I never realized that wildebeest were such a problem in Middle Tennessee?! Maybe you could import a lion pride to keep them in check...unless you already have some lions & they're lazy. Since the penguins chances of world domination have passed, I have a few thousand standing around looking for something to do. I could send a couple bus loads you're way. Once they run out of ammo you'll have to supply them, plus bus fare back to Texas. Let me know...
I tried a pride of lions. They got bored waiting for wildebii season, living on poodles and college students, and kept whigneing about wanting gnu food.
I got a colony of del Fuego fingered penguins to eliminate the lions. Turns out, the Penguins were exiled for gambling, and lost a brutal game of Chemin De Fer to the pride. As penalty, the got sent to Kafiristan, where they're now assembling knock off Rolex Submariners.

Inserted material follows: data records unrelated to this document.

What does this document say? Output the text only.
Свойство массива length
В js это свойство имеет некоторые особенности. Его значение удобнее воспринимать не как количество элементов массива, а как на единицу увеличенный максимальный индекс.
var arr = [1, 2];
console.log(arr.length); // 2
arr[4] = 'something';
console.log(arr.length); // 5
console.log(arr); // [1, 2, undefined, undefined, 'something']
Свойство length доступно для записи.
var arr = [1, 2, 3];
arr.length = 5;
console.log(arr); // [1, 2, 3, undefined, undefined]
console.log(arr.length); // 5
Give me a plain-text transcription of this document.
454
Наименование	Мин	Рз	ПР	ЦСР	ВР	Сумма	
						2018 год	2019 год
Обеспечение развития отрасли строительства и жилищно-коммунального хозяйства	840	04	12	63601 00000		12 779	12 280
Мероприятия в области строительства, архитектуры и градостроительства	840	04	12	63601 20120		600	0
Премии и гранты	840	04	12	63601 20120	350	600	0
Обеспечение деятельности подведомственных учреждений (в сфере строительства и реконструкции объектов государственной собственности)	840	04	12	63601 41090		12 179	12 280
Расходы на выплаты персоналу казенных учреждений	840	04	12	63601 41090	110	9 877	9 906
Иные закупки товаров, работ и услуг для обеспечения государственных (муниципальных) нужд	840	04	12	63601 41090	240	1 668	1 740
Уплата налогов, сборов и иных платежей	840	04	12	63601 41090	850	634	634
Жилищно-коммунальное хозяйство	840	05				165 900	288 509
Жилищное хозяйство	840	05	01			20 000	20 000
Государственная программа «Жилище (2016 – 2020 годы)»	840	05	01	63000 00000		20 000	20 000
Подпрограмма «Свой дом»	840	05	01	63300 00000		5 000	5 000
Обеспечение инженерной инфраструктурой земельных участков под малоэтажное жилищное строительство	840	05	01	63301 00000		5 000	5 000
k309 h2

Then I saw a Craigslist ad for a shrewdness of apes. Ordered them, sicced 'em on the lions and waited. They got rid of the pride, alright. But then they started flinging poo. Time to go.
I got deal from a guy with a broken down semi on a shiver of sharks. How could I lose? The lasers were 1st gen Russian and didn't work. The whole shiver swam off to Sweden.
So now I just let the whole obstinancy of wildebii come in, stomp the flingers, and eat the croci and muscari.
Sometimes your better off just leaving the heck alone.